This started out to be a post about writing a computer version of a word game, but ended up focusing mostly on computerized word lists.
Wordle got me thinking about a vaguely related (but not the same) word game called Fives that I learned as a kid. I wrote about Fives in a 1997 Words & Stuff post, in which I also mentioned that I had always wanted to turn it into a computer game.
And now I have! But so far it’s just a text-only game to run on the command line. The core of it turned out to be easy to write; I wrote the whole game in about a hundred lines of Perl code, without trying to be particularly brief/compact. I wrote it in Perl because I figured it would be quick and easy to write that way; but I neglected to take into account the fact that I haven’t written much Perl code in a long time, so I ended up having to look up the Perl syntax for all sorts of basic things.
One issue that I’ll have to deal with before releasing it publicly is finding a freely licensed word list.
It turns out that it’s a good idea for a word game like Wordle to include two lists of five-letter words (or whatever other kind of words match the game’s criteria):
- One list of as many legitimate five-letter words as possible. When a player enters a guess, the program checks their guess against this list to see whether the guess is a valid five-letter word. If they type GGGGG as a guess, then the program can determine that that’s not a valid word, at least not for the purposes of the game.
- Another, much shorter, list of common five-letter words. When the program needs to pick a word to be the answer for the current game, it picks from this list. (Every word on this list, of course, has to be on the other list as well.)
So, for example, if a player wants to enter the word BAVIN as a guess, it’s nice to let them do so; that’s a legitimate word, listed in some dictionaries. But it’s a pretty obscure word, so you probably don’t want the program to pick it as the answer; players who don’t know the word would find it frustratingly hard to figure out.

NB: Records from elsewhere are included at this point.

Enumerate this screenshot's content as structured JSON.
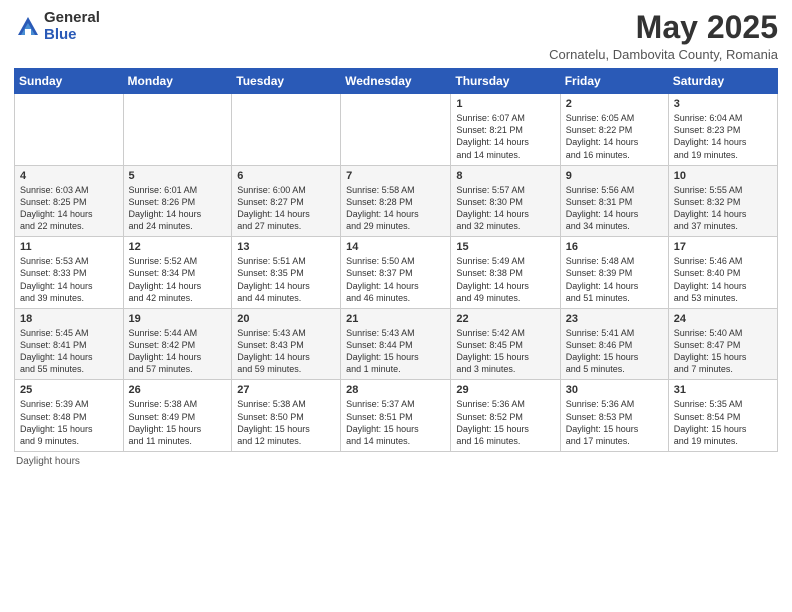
{
  "logo": {
    "general": "General",
    "blue": "Blue"
  },
  "header": {
    "title": "May 2025",
    "subtitle": "Cornatelu, Dambovita County, Romania"
  },
  "weekdays": [
    "Sunday",
    "Monday",
    "Tuesday",
    "Wednesday",
    "Thursday",
    "Friday",
    "Saturday"
  ],
  "weeks": [
    [
      {
        "day": "",
        "info": ""
      },
      {
        "day": "",
        "info": ""
      },
      {
        "day": "",
        "info": ""
      },
      {
        "day": "",
        "info": ""
      },
      {
        "day": "1",
        "info": "Sunrise: 6:07 AM\nSunset: 8:21 PM\nDaylight: 14 hours\nand 14 minutes."
      },
      {
        "day": "2",
        "info": "Sunrise: 6:05 AM\nSunset: 8:22 PM\nDaylight: 14 hours\nand 16 minutes."
      },
      {
        "day": "3",
        "info": "Sunrise: 6:04 AM\nSunset: 8:23 PM\nDaylight: 14 hours\nand 19 minutes."
      }
    ],
    [
      {
        "day": "4",
        "info": "Sunrise: 6:03 AM\nSunset: 8:25 PM\nDaylight: 14 hours\nand 22 minutes."
      },
      {
        "day": "5",
        "info": "Sunrise: 6:01 AM\nSunset: 8:26 PM\nDaylight: 14 hours\nand 24 minutes."
      },
      {
        "day": "6",
        "info": "Sunrise: 6:00 AM\nSunset: 8:27 PM\nDaylight: 14 hours\nand 27 minutes."
      },
      {
        "day": "7",
        "info": "Sunrise: 5:58 AM\nSunset: 8:28 PM\nDaylight: 14 hours\nand 29 minutes."
      },
      {
        "day": "8",
        "info": "Sunrise: 5:57 AM\nSunset: 8:30 PM\nDaylight: 14 hours\nand 32 minutes."
      },
      {
        "day": "9",
        "info": "Sunrise: 5:56 AM\nSunset: 8:31 PM\nDaylight: 14 hours\nand 34 minutes."
      },
      {
        "day": "10",
        "info": "Sunrise: 5:55 AM\nSunset: 8:32 PM\nDaylight: 14 hours\nand 37 minutes."
      }
    ],
    [
      {
        "day": "11",
        "info": "Sunrise: 5:53 AM\nSunset: 8:33 PM\nDaylight: 14 hours\nand 39 minutes."
      },
      {
        "day": "12",
        "info": "Sunrise: 5:52 AM\nSunset: 8:34 PM\nDaylight: 14 hours\nand 42 minutes."
      },
      {
        "day": "13",
        "info": "Sunrise: 5:51 AM\nSunset: 8:35 PM\nDaylight: 14 hours\nand 44 minutes."
      },
      {
        "day": "14",
        "info": "Sunrise: 5:50 AM\nSunset: 8:37 PM\nDaylight: 14 hours\nand 46 minutes."
      },
      {
        "day": "15",
        "info": "Sunrise: 5:49 AM\nSunset: 8:38 PM\nDaylight: 14 hours\nand 49 minutes."
      },
      {
        "day": "16",
        "info": "Sunrise: 5:48 AM\nSunset: 8:39 PM\nDaylight: 14 hours\nand 51 minutes."
      },
      {
        "day": "17",
        "info": "Sunrise: 5:46 AM\nSunset: 8:40 PM\nDaylight: 14 hours\nand 53 minutes."
      }
    ],
    [
      {
        "day": "18",
        "info": "Sunrise: 5:45 AM\nSunset: 8:41 PM\nDaylight: 14 hours\nand 55 minutes."
      },
      {
        "day": "19",
        "info": "Sunrise: 5:44 AM\nSunset: 8:42 PM\nDaylight: 14 hours\nand 57 minutes."
      },
      {
        "day": "20",
        "info": "Sunrise: 5:43 AM\nSunset: 8:43 PM\nDaylight: 14 hours\nand 59 minutes."
      },
      {
        "day": "21",
        "info": "Sunrise: 5:43 AM\nSunset: 8:44 PM\nDaylight: 15 hours\nand 1 minute."
      },
      {
        "day": "22",
        "info": "Sunrise: 5:42 AM\nSunset: 8:45 PM\nDaylight: 15 hours\nand 3 minutes."
      },
      {
        "day": "23",
        "info": "Sunrise: 5:41 AM\nSunset: 8:46 PM\nDaylight: 15 hours\nand 5 minutes."
      },
      {
        "day": "24",
        "info": "Sunrise: 5:40 AM\nSunset: 8:47 PM\nDaylight: 15 hours\nand 7 minutes."
      }
    ],
    [
      {
        "day": "25",
        "info": "Sunrise: 5:39 AM\nSunset: 8:48 PM\nDaylight: 15 hours\nand 9 minutes."
      },
      {
        "day": "26",
        "info": "Sunrise: 5:38 AM\nSunset: 8:49 PM\nDaylight: 15 hours\nand 11 minutes."
      },
      {
        "day": "27",
        "info": "Sunrise: 5:38 AM\nSunset: 8:50 PM\nDaylight: 15 hours\nand 12 minutes."
      },
      {
        "day": "28",
        "info": "Sunrise: 5:37 AM\nSunset: 8:51 PM\nDaylight: 15 hours\nand 14 minutes."
      },
      {
        "day": "29",
        "info": "Sunrise: 5:36 AM\nSunset: 8:52 PM\nDaylight: 15 hours\nand 16 minutes."
      },
      {
        "day": "30",
        "info": "Sunrise: 5:36 AM\nSunset: 8:53 PM\nDaylight: 15 hours\nand 17 minutes."
      },
      {
        "day": "31",
        "info": "Sunrise: 5:35 AM\nSunset: 8:54 PM\nDaylight: 15 hours\nand 19 minutes."
      }
    ]
  ],
  "footer": "Daylight hours"
}
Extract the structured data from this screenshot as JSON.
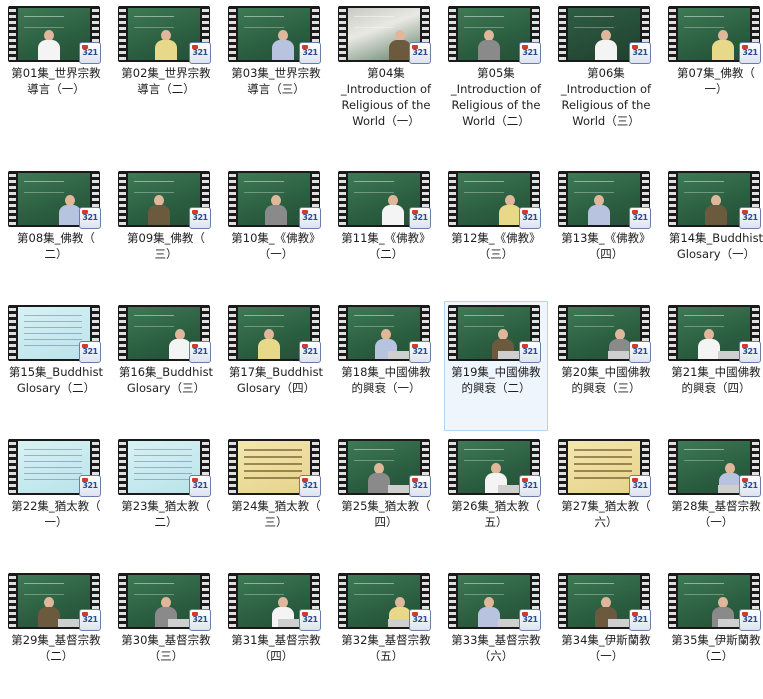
{
  "badge_text": "321",
  "colors": {
    "selection_bg": "#eef5fd",
    "selection_border": "#b6d4f2",
    "label_text": "#1e1e1e"
  },
  "selected_index": 18,
  "items": [
    {
      "line1": "第01集_世界宗教",
      "line2": "導言（一）",
      "line3": "",
      "thumb": "chalk"
    },
    {
      "line1": "第02集_世界宗教",
      "line2": "導言（二）",
      "line3": "",
      "thumb": "chalk"
    },
    {
      "line1": "第03集_世界宗教",
      "line2": "導言（三）",
      "line3": "",
      "thumb": "chalk"
    },
    {
      "line1": "第04集",
      "line2": "_Introduction of",
      "line3": "Religious of the",
      "line4": "World（一）",
      "thumb": "room"
    },
    {
      "line1": "第05集",
      "line2": "_Introduction of",
      "line3": "Religious of the",
      "line4": "World（二）",
      "thumb": "chalk"
    },
    {
      "line1": "第06集",
      "line2": "_Introduction of",
      "line3": "Religious of the",
      "line4": "World（三）",
      "thumb": "dark"
    },
    {
      "line1": "第07集_佛教（",
      "line2": "一）",
      "line3": "",
      "thumb": "chalk"
    },
    {
      "line1": "第08集_佛教（",
      "line2": "二）",
      "line3": "",
      "thumb": "chalk"
    },
    {
      "line1": "第09集_佛教（",
      "line2": "三）",
      "line3": "",
      "thumb": "chalk"
    },
    {
      "line1": "第10集_《佛教》",
      "line2": "（一）",
      "line3": "",
      "thumb": "chalk"
    },
    {
      "line1": "第11集_《佛教》",
      "line2": "（二）",
      "line3": "",
      "thumb": "chalk"
    },
    {
      "line1": "第12集_《佛教》",
      "line2": "（三）",
      "line3": "",
      "thumb": "chalk"
    },
    {
      "line1": "第13集_《佛教》",
      "line2": "（四）",
      "line3": "",
      "thumb": "chalk"
    },
    {
      "line1": "第14集_Buddhist",
      "line2": "Glosary（一）",
      "line3": "",
      "thumb": "chalk"
    },
    {
      "line1": "第15集_Buddhist",
      "line2": "Glosary（二）",
      "line3": "",
      "thumb": "light"
    },
    {
      "line1": "第16集_Buddhist",
      "line2": "Glosary（三）",
      "line3": "",
      "thumb": "chalk"
    },
    {
      "line1": "第17集_Buddhist",
      "line2": "Glosary（四）",
      "line3": "",
      "thumb": "chalk"
    },
    {
      "line1": "第18集_中國佛教",
      "line2": "的興衰（一）",
      "line3": "",
      "thumb": "chalk"
    },
    {
      "line1": "第19集_中國佛教",
      "line2": "的興衰（二）",
      "line3": "",
      "thumb": "chalk"
    },
    {
      "line1": "第20集_中國佛教",
      "line2": "的興衰（三）",
      "line3": "",
      "thumb": "chalk"
    },
    {
      "line1": "第21集_中國佛教",
      "line2": "的興衰（四）",
      "line3": "",
      "thumb": "chalk"
    },
    {
      "line1": "第22集_猶太教（",
      "line2": "一）",
      "line3": "",
      "thumb": "light"
    },
    {
      "line1": "第23集_猶太教（",
      "line2": "二）",
      "line3": "",
      "thumb": "light"
    },
    {
      "line1": "第24集_猶太教（",
      "line2": "三）",
      "line3": "",
      "thumb": "yellow"
    },
    {
      "line1": "第25集_猶太教（",
      "line2": "四）",
      "line3": "",
      "thumb": "chalk"
    },
    {
      "line1": "第26集_猶太教（",
      "line2": "五）",
      "line3": "",
      "thumb": "chalk"
    },
    {
      "line1": "第27集_猶太教（",
      "line2": "六）",
      "line3": "",
      "thumb": "yellow"
    },
    {
      "line1": "第28集_基督宗教",
      "line2": "（一）",
      "line3": "",
      "thumb": "chalk"
    },
    {
      "line1": "第29集_基督宗教",
      "line2": "（二）",
      "line3": "",
      "thumb": "chalk"
    },
    {
      "line1": "第30集_基督宗教",
      "line2": "（三）",
      "line3": "",
      "thumb": "chalk"
    },
    {
      "line1": "第31集_基督宗教",
      "line2": "（四）",
      "line3": "",
      "thumb": "chalk"
    },
    {
      "line1": "第32集_基督宗教",
      "line2": "（五）",
      "line3": "",
      "thumb": "chalk"
    },
    {
      "line1": "第33集_基督宗教",
      "line2": "（六）",
      "line3": "",
      "thumb": "chalk"
    },
    {
      "line1": "第34集_伊斯蘭教",
      "line2": "（一）",
      "line3": "",
      "thumb": "chalk"
    },
    {
      "line1": "第35集_伊斯蘭教",
      "line2": "（二）",
      "line3": "",
      "thumb": "chalk"
    }
  ]
}
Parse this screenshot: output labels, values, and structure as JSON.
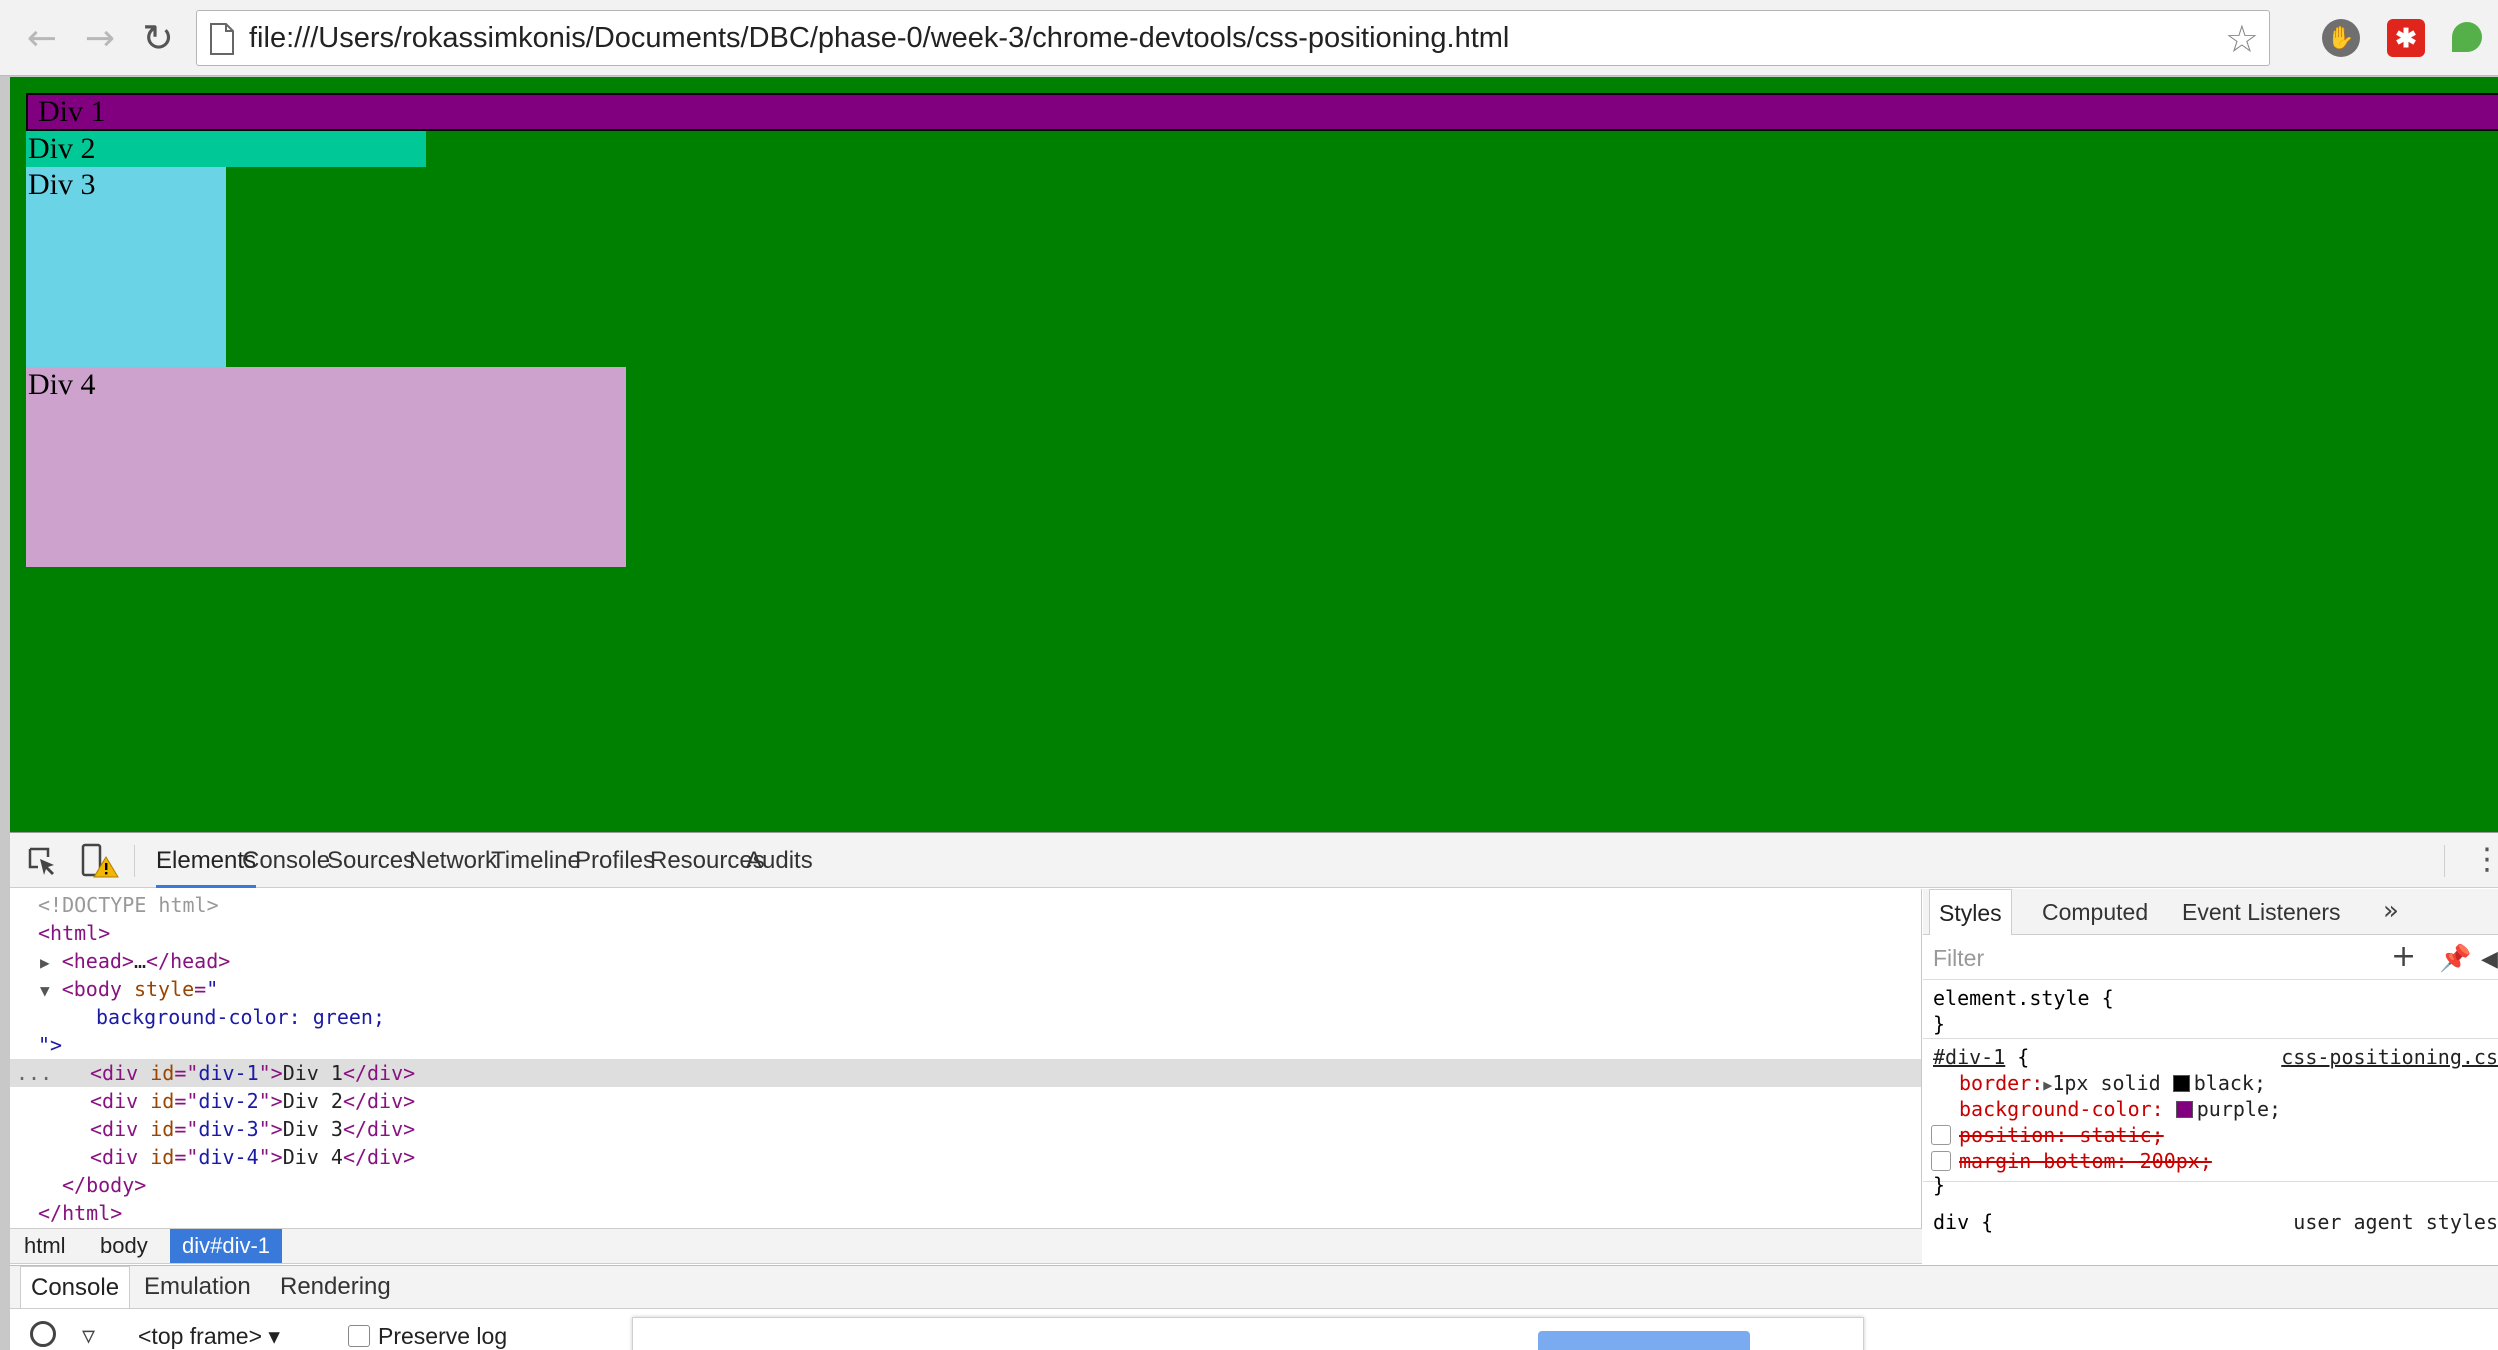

But in order to include those two lists of words, you need to acquire them. One way to do that would be to license a word list from a company that provides them; some word game apps do this. Another way would be to use an existing freely usable list.
Many UNIX-derived operating systems include a freely usable word list, as a text file. For example, in macOS, the
/usr/share/dict directory includes a couple of word lists. The
web2 file in that directory contains about 235,000 words from Webster’s Second International, which was published in 1934 but the copyright has lapsed. So that list of words is in the public domain. And it’s easy enough to extract all five-letter words from that list.
(Or all five-letter words with no repeating letters, for use in Fives.)
But there are three problems with using that list, for my purposes:
- It doesn’t include inflected forms of words. So, for example, it doesn’t include BAKED or BAKES.
- It doesn’t include words coined since 1934.
- It doesn’t indicate how common each word is. So it’s useful for the full guess-validation list, but I would have to extract common words manually to create the possible-answers list.
For the inflections issue, I came up with a kludgy workaround: I extracted all the four-letter words and added S to the end of each. (And could similarly add D to the ends of four-letter words ending in E.) This kludge works surprisingly well, creating lots of legitimate five-letter plurals; but it means that my full list now also includes lots of strings that aren’t words, such as INKYS.
For the lack-of-recent-words issue, I suspect that there aren’t all that many five-letter words with no repeating letters coined in the past 90 years. But I also suspect that modern players would find it frustrating to guess such a word and be told that it’s not valid.
For the commonness issue, manually pulling out the common words isn’t that hard; I started to do it, and it went pretty quickly. But that approach requires making a lot of decisions about what counts as common.
So I went looking for other options.
So far, the most promising-looking option I’ve found is SCOWL, though I need to look into it a bit more. It also has the advantage of scoring words by how common they are.
Even if I go with SCOWL’s list, or something similar, I’ll still need to manually look through the possible-answers list before I publish the game. For example, I don’t want the game to pick various common insults as answers. But I think that using the SCOWL list as a starting point will make various things easier.